Excerpts and highlights from his prepared remarks:


“Mr. Chairman, the United States is plunging deeper and deeper into an energy crisis, driven by roaring inflation, anti-fossil fuel policies, and demand shocks across our economy.

“Our constituents are rightly concerned about the lack of leadership from President Biden and some Members of Congress.

“The annual inflation rate in May was 8.6% – the highest level since 1981.

“Gasoline is averaging $5 nationwide, with drivers in California and other states paying over $6.

“More than half of the nation will be at elevated risk for power outages this summer as reliable base-load power generation is retired in favor of weather dependent ‘green’ alternatives like wind and solar.

“The bills before us today will not alleviate the pain that Americans are feeling at the pump or reduce the risk of blackouts.

“And while this is supposed to be a legislative hearing, the Department of Energy is not even here to provide testimony.”


“Republicans on the Energy and Commerce Committee have been sounding the alarm since Day 1 of President Biden’s term in office.

“Energy prices surged following the President Biden’s cancelation of the Keystone XL pipeline and the moratorium on Federal leasing.

“Gas prices went up even further as the Environmental Protection Agency and Federal Energy Regulatory Commission began to tighten the screws on infrastructure permitting.

“Instead of addressing the energy crisis head on, President Biden is traveling to Saudi Arabia to ask OPEC and Russia for more oil.

“Members of this Committee should hear from American energy producers on what it will take to produce more oil here at home.

“I am concerned by what appears to be a naïve understanding of the scope and scale of the energy crisis, and what is required to address it.”


“Contrary to the rhetoric from the White House and DOE, high gasoline prices will not encourage Americans to buy more expensive electric vehicles.

“Residential electricity prices are also increasing at record pace, and China is consolidating its control over more than 90% of critical minerals used in batteries and solar panels.

“If we do not reinvigorate our domestic mining industry, we are going to see more spikes in raw materials – like lithium – that will drive up costs for consumers.

“I am pleased to see my bill, H.R. 1599, ‘Securing America’s Critical Minerals Supply Act,’ is included in today’s legislative hearing.

“H.R. 1599 will build on DOE’s energy security mission, by providing tools for DOE to secure a reliable domestic supply of critical energy resources, including critical minerals.

“We cannot trade away the energy security America has achieved through the domestic production of coal, oil and natural gas for Chinese batteries and solar panels.

“It is a national security imperative that we produce the energy we need right here at home. It’s that simple.”


“Turning to the other bills on the docket today, I am supportive of H.R. 5292, the ‘Energy Accountability Act’ introduced by the late Don Young of Alaska.

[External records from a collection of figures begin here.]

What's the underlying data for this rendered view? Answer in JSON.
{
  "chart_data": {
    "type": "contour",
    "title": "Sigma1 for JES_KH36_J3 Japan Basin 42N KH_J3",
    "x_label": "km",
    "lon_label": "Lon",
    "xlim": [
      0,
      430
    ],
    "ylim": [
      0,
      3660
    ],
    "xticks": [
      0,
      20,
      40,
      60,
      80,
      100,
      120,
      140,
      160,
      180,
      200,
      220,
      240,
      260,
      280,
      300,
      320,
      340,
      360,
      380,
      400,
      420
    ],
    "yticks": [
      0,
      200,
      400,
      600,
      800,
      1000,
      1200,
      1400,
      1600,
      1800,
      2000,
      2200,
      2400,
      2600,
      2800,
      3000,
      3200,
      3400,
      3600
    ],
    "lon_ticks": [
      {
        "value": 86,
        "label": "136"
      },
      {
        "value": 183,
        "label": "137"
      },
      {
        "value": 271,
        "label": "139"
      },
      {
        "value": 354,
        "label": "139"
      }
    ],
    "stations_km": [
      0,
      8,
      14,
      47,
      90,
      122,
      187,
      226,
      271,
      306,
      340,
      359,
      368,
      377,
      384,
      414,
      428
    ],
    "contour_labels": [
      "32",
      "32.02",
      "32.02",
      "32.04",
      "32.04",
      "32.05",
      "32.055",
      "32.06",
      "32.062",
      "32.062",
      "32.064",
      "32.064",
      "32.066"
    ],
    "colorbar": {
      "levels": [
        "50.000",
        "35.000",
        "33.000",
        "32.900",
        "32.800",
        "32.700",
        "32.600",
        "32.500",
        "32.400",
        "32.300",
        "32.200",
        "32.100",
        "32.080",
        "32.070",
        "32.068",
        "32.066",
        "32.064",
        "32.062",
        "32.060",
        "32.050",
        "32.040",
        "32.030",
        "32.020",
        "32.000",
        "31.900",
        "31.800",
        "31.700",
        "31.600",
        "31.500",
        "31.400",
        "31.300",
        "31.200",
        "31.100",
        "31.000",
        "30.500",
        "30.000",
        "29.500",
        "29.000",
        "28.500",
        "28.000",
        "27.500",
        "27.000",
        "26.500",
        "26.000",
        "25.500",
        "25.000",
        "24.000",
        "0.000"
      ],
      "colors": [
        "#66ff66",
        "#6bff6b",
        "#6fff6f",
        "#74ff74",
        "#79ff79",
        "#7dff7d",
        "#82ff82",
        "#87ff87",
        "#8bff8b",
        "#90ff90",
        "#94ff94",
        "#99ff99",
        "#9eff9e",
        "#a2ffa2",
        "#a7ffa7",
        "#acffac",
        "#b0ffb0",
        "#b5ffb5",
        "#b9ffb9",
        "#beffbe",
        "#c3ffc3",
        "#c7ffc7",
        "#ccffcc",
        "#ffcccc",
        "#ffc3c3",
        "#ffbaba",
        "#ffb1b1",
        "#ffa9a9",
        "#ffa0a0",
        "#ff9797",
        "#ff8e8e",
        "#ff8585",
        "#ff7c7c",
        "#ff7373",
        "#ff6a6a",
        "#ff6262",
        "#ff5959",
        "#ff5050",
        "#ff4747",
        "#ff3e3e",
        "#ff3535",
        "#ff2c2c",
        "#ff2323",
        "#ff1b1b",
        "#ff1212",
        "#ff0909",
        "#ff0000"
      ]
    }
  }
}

“This legislation is a good government bill that will disqualify companies like Solyndra who have defaulted on a loan from participating in DOE’s loan guarantee program.

“Some of these bills will need more work and an additional hearing with DOE before they are ready to be marked up by the Subcommittee.

“I have questions about H.R. 8053, the ‘Grid Act,’ which appears to build on DOE’s program to protect critical defense infrastructure.

“Members of the Committee should have the ability to question DOE on H.R. 7947 and H.R. 8053, which are bills that will modify DOE’s weatherization program and appliance standards.

“It appears that both bills include new language that could have broad and far-reaching implications for taxpayers and consumers.

“For example, H.R. 8053 includes a new concept that would allow DOE to mandate demand response, which is a capability that allows a grid operator to remotely monitor and control residential appliances to reduce electricity demand. I believe this raises serious privacy concerns.

“Each of the bills before us today deserves careful consideration from the Subcommittee, and I look forward to working with the Majority to ensure regular order.”